第2話(前編)――「黒い輪の旗、戻る売り声」
―――――――――――――――――
(1521年4月4日 朝。ジャマイカ東岸)
―――――――――――――――――
1521年4月4日、夜明けのジャマイカ東岸は、湿った草いきれと潮の匂いが重なっていた。波打ち際の白い泡が暗い珊瑚の影をなぞっては引き、見張りの男が砂を踏む音だけが先に耳へ入った。船腹の綱は夜露を吸って冷たく、松脂を塗った縄の甘い匂いが、乾いた風に削られて細く伸びた。
ディエゴ軍は、沖へ出る段取りを崩さずに進めた。甲板では樽が転がらぬよう楔が打たれ、火薬は油布の下へ押し込まれた。濡れた革の匂い、干し肉の脂、馬の汗が混ざり、鼻の奥が少しだけ重くなる。水樽の栓を確かめる音が続き、誰かが「サントドミンゴに着いたら、まず水だ」と言って笑った。

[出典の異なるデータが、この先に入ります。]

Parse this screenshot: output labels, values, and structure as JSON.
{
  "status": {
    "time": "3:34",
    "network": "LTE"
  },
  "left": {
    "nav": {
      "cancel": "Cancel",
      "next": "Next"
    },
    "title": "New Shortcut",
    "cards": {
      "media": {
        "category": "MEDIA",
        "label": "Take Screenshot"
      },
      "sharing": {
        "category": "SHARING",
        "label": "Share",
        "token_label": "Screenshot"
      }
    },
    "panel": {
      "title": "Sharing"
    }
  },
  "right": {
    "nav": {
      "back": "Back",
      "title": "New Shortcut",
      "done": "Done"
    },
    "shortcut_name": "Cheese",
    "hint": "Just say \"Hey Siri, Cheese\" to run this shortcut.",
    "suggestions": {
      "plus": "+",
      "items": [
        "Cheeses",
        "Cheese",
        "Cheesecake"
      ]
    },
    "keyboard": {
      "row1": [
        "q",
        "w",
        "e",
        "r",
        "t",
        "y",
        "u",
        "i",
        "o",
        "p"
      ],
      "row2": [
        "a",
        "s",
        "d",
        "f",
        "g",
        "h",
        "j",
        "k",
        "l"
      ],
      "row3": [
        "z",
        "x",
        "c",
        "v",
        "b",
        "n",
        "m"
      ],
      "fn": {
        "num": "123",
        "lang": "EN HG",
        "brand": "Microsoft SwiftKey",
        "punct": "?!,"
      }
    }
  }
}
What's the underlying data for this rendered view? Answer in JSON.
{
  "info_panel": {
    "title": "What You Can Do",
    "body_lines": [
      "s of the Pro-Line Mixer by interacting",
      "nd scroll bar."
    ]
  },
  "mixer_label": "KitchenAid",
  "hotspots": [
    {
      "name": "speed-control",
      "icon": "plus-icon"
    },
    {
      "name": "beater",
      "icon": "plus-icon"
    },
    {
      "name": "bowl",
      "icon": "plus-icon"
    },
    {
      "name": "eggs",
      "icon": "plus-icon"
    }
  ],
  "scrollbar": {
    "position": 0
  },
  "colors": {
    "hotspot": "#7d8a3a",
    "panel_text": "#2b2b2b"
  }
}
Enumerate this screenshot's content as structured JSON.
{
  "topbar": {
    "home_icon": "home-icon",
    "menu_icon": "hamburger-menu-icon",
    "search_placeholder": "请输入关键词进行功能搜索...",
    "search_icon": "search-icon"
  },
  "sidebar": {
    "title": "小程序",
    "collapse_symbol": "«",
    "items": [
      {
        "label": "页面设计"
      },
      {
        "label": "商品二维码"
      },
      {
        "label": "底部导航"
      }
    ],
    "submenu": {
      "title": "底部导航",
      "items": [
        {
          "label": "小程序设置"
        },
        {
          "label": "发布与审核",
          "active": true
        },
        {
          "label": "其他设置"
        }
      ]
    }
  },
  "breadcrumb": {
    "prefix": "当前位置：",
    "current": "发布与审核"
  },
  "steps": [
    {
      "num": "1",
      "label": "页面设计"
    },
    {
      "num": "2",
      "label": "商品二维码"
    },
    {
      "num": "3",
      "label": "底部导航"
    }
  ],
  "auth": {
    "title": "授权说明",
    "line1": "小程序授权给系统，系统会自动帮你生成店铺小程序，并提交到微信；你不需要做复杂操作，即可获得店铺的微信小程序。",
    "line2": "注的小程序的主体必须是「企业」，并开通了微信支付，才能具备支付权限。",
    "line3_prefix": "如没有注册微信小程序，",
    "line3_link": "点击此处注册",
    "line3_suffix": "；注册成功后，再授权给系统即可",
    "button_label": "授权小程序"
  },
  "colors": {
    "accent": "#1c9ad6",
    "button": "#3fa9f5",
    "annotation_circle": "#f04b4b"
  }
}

喉の渇きが先に話題になるのは、海へ出る朝の癖だった。
帆が風をつかむと、陸の匂いが少しずつ薄くなった。東へ伸びる海面は鈍い青で、太陽が上がるにつれて白い反射が増えていく。船底を叩く波の音は一定で、時おり横風が帆布を鳴らし、塩が唇に残った。
ディエゴは舳先で、水平線の色を見ていた。イスパニョーラ島は初めてではない。若いころ、王旗の下で赴任し、石灰の白い壁を守り、港の帳簿に目を通し、暑さに苛立つ役人の声も聞いた。あのころの港には、剣の柄の金具の匂いがあった。今、潮は同じでも、そこに立つ者の目つきが違うはずだった。
ジャマイカの山影が後ろへ沈むころ、先頭の見張りが北東の空を指した。雲の切れ目の下に、島の輪郭が薄く現れた。イスパニョーラ島だった。

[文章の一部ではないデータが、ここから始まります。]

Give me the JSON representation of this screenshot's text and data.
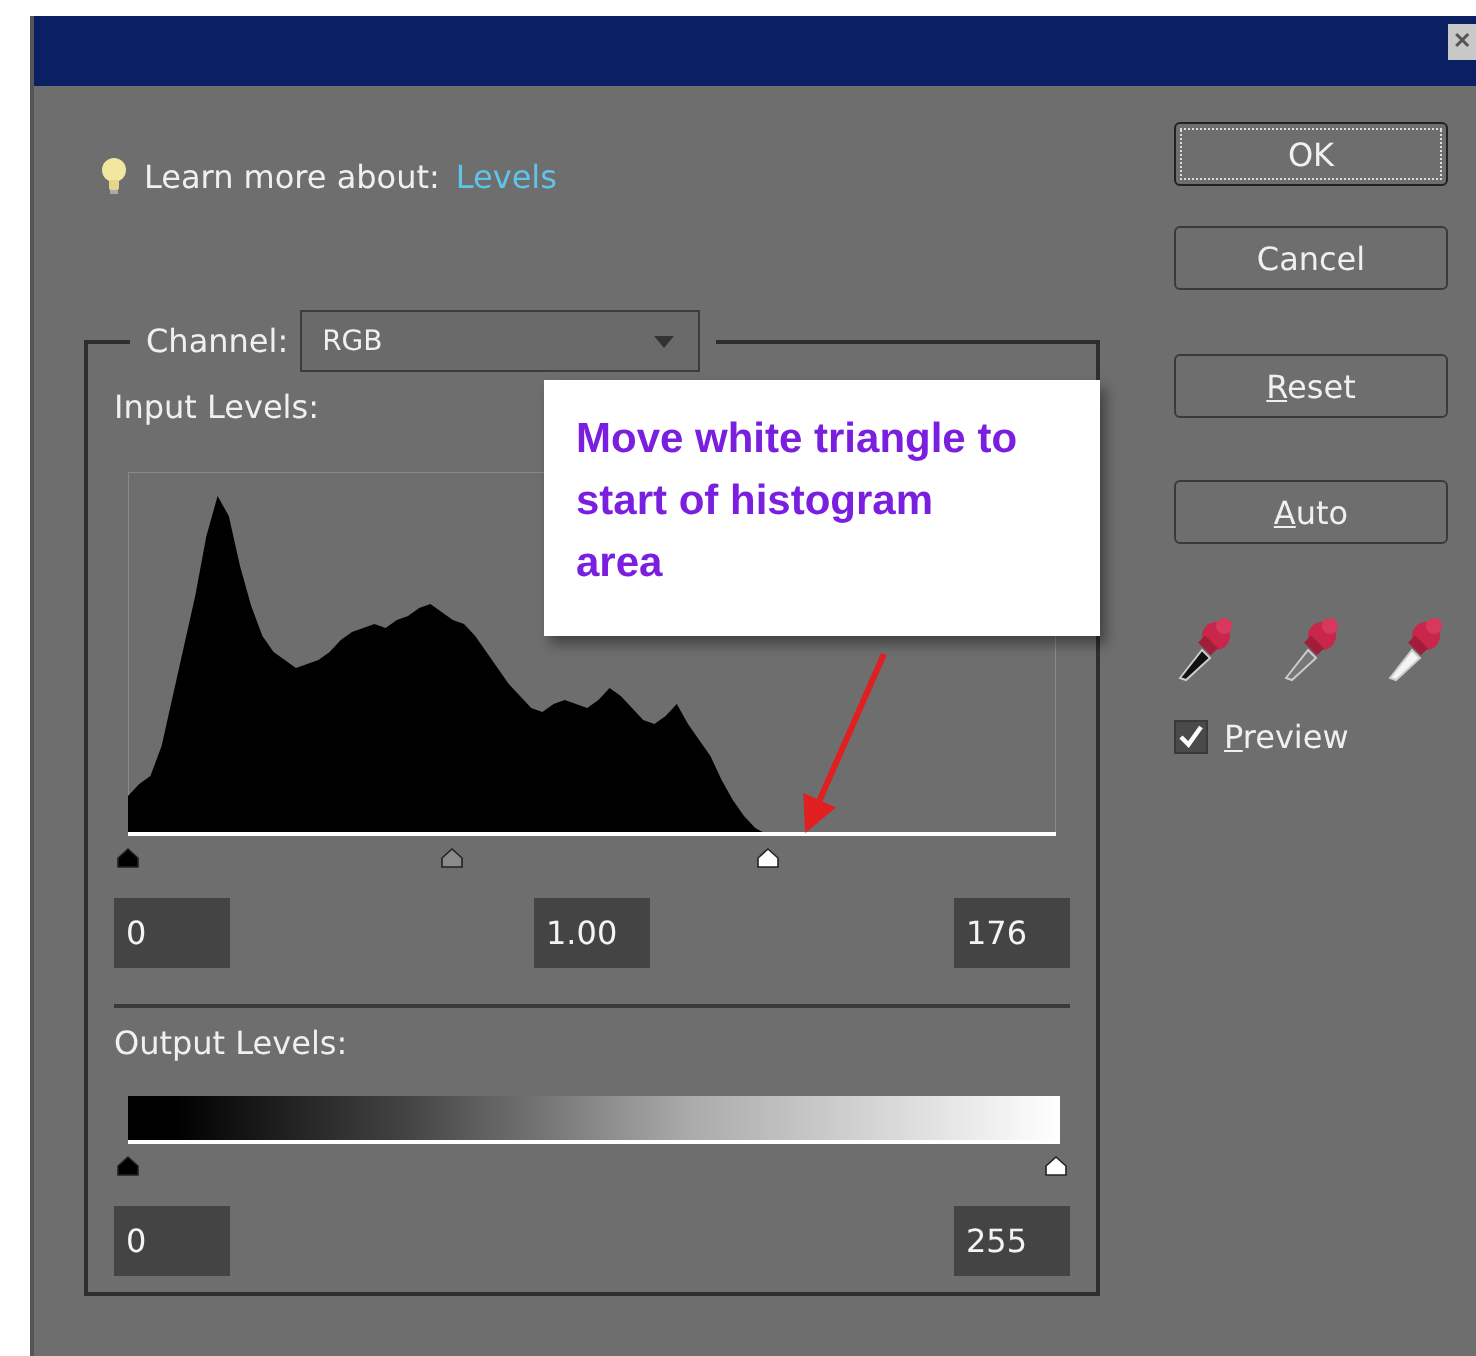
{
  "window": {
    "title_bar": {
      "close": "✕"
    }
  },
  "learn_more": {
    "label": "Learn more about:",
    "link": "Levels"
  },
  "channel": {
    "label": "Channel:",
    "value": "RGB"
  },
  "input_levels": {
    "label": "Input Levels:",
    "thumbs": [
      {
        "kind": "black",
        "level": 0
      },
      {
        "kind": "gray",
        "level": 0.35
      },
      {
        "kind": "white",
        "level": 0.69
      }
    ],
    "fields": [
      "0",
      "1.00",
      "176"
    ]
  },
  "output_levels": {
    "label": "Output Levels:",
    "thumbs": [
      {
        "kind": "black",
        "level": 0
      },
      {
        "kind": "white",
        "level": 1
      }
    ],
    "fields": [
      "0",
      "255"
    ]
  },
  "buttons": [
    {
      "label": "OK",
      "default": true,
      "mnemonic_first": false
    },
    {
      "label": "Cancel",
      "default": false,
      "mnemonic_first": false
    },
    {
      "label": "Reset",
      "default": false,
      "mnemonic_first": true
    },
    {
      "label": "Auto",
      "default": false,
      "mnemonic_first": true
    }
  ],
  "eyedroppers": [
    {
      "kind": "black"
    },
    {
      "kind": "gray"
    },
    {
      "kind": "white"
    }
  ],
  "preview": {
    "label": "Preview",
    "checked": true,
    "mnemonic_first": true
  },
  "callout": {
    "text": "Move white triangle to start of histogram area"
  }
}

正午を回ってサントドミンゴの港が見え始めると、空気の匂いが変わった。川の水が混じるためか塩気が丸くなり、岸からは煙と煮炊きの匂いが運ばれてきた。石造りの建物が陽に白く、屋根の赤土が熱を返して揺れた。桟橋では荷役の掛け声が重なり、木箱がぶつかる乾いた音が波音を押し返した。
港の門に掲げられていたのは、王の紋章ではなかった。無地に近い布に、黒い輪の印が縫い取られている。風に煽られ、布の端がぱちんと鳴った。兵の誰かが「これが今の印か」と小声で言い、すぐ黙った。目立つ言葉を避ける癖が、もう軍の中に染みていた。

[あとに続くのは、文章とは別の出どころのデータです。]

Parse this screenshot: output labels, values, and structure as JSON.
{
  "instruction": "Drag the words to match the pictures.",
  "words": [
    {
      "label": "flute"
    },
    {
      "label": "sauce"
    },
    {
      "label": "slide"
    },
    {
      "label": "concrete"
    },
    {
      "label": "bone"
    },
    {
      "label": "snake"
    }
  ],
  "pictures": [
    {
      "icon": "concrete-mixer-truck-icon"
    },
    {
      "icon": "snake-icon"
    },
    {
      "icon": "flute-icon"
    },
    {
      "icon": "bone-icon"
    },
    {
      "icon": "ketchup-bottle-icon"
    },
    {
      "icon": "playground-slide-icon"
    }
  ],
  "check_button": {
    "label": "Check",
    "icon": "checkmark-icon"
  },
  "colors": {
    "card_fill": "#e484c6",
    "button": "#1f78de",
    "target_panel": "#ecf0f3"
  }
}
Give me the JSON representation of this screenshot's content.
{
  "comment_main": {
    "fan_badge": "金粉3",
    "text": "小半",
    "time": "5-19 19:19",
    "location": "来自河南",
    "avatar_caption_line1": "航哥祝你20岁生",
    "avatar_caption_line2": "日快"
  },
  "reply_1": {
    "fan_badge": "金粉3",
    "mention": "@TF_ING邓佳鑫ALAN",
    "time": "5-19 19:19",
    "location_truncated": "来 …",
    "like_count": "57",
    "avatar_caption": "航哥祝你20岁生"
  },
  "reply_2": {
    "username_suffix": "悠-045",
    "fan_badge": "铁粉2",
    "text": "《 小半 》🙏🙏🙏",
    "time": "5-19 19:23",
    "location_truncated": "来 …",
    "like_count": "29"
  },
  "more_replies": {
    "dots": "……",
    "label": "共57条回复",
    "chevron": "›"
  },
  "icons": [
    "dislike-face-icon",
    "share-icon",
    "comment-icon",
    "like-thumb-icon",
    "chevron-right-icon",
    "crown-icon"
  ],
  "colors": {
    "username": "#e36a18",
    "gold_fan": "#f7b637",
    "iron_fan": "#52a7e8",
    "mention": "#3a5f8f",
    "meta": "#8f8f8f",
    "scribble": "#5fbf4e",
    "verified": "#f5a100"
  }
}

サントドミンゴ砦へ近づくと、門の前に人の列が見えた。先住民の部隊5,000名は槍の穂先を陽に光らせ、足元の砂を踏み固めていた。布や革の擦れる音が風に乗り、汗と木の匂いがまとまって押し寄せた。列の中央に立っていたのが、サク・ニクテ〈22〉だった。腹は衣の上からでも分かるほど丸く、歩くたびに重みが遅れてついてくる。その顔は疲れているはずなのに、目だけが明るかった。
ディエゴが桟橋へ降りると、サク・ニクテは先に一歩出て、ためらいなく彼の腕を取った。掌は温かく、指先に粉と塩のざらつきが残っていた。
「遅かったな」
「風が遊んだ。だが、来た」
短い言葉の間に、互いの息の匂いが混じった。サク・ニクテは腹に手を当て、笑うように言った。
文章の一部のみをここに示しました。